Je l'ai branché sur le port USB de ma micro chaine JVC (UX-G38, si quelqu'un a la même...), mais la chaine affiche "no file". Là, j'étais désespérée ! Quand je l'avais achetée l'an passé j'avais bien dit au vendeur de la fnac que je voulais pouvoir écouter un ipod dessus. Je ne comptais pas acheter un autre équipement pour la maison.

Est-ce que vous pouvez me conseiller quelquechose ? Y a-t-il une solution ? Un câble, je ne sais pas... 

J'espère que vous pourrez m'aider. Merci pour tout.


----------



## itako (17 Décembre 2008)

jack to rca


----------



## Ba0 (17 Décembre 2008)

+1, je fais ça et tout marche très bien. N'oublie pas de regler ta chaine sur le mode Aux.


----------



## itako (18 Décembre 2008)

et de privilégier l'amplification du son du côté de la chaine !


----------



## pb271 (30 Décembre 2008)

Bonjour à tous, j'ai le même problème avec la chaîne jvc mais g60, mais je suppose que ce doit être la même solution. J'ai acheté le câble rca apple mais le comment le brancher? Pas de connectique blanche et rouge... J'ai par ailleurs essayé la connection USB mais il ne reconnait rien!

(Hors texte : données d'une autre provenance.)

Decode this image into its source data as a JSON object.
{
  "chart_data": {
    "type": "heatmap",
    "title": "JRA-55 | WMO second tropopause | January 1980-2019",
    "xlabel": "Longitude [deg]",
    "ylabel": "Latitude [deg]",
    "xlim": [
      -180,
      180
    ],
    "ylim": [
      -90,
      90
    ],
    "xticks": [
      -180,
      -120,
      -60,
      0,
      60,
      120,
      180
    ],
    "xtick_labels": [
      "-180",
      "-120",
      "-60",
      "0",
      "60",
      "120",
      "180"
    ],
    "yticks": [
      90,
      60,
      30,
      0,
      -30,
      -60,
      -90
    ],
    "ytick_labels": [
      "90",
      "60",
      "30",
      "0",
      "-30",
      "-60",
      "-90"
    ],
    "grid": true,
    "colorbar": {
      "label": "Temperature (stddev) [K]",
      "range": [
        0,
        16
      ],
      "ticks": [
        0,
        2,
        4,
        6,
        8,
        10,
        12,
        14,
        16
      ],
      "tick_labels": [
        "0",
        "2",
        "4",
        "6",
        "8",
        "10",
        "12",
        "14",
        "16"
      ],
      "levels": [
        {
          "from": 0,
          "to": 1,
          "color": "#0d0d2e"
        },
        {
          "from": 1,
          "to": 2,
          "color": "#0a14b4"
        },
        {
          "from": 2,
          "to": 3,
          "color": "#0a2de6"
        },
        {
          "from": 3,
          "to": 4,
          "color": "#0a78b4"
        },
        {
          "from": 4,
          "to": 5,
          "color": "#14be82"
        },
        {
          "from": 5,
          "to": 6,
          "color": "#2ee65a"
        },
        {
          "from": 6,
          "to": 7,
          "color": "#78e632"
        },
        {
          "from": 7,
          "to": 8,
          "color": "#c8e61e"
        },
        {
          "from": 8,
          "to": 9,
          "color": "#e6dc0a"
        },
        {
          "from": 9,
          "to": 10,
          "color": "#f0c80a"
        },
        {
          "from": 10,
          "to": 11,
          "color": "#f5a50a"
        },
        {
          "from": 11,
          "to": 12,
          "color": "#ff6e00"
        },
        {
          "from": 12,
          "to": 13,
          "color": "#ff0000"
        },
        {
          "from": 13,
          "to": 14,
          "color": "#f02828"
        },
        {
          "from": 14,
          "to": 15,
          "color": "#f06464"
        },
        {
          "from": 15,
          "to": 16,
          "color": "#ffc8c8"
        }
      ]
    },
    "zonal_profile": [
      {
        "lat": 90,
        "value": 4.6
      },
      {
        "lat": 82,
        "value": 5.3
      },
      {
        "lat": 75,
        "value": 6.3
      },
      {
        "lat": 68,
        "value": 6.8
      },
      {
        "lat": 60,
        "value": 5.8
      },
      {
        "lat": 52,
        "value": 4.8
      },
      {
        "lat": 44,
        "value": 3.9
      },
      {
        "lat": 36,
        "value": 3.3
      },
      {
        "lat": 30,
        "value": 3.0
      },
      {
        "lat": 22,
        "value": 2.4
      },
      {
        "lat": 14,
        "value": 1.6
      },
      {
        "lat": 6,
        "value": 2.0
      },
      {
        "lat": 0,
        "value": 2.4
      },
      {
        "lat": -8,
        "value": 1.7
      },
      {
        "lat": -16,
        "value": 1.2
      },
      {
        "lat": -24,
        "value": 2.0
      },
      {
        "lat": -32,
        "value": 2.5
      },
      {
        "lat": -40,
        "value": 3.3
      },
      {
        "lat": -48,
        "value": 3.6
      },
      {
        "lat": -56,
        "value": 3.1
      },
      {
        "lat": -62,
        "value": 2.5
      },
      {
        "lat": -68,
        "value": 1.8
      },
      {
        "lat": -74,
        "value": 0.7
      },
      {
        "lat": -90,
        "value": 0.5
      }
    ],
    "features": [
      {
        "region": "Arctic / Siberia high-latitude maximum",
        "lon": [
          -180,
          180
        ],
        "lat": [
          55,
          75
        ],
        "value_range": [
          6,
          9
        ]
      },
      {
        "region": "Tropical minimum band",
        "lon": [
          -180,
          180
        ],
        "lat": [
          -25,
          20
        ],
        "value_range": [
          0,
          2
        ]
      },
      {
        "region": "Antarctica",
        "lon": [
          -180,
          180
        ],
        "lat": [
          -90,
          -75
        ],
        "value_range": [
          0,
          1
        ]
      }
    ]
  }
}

Merci de votre aide!


----------



## Psycho_fls (2 Février 2009)

Si ta chaîne ne possède pas d'entrée RCA, tu as acheté un câble... qui te servira peut-être à étendre ton linge.

En revanche, les sets  d'enceintes ne coûtent plus très cher, de même que les stations d'accueil pour iPod.


----------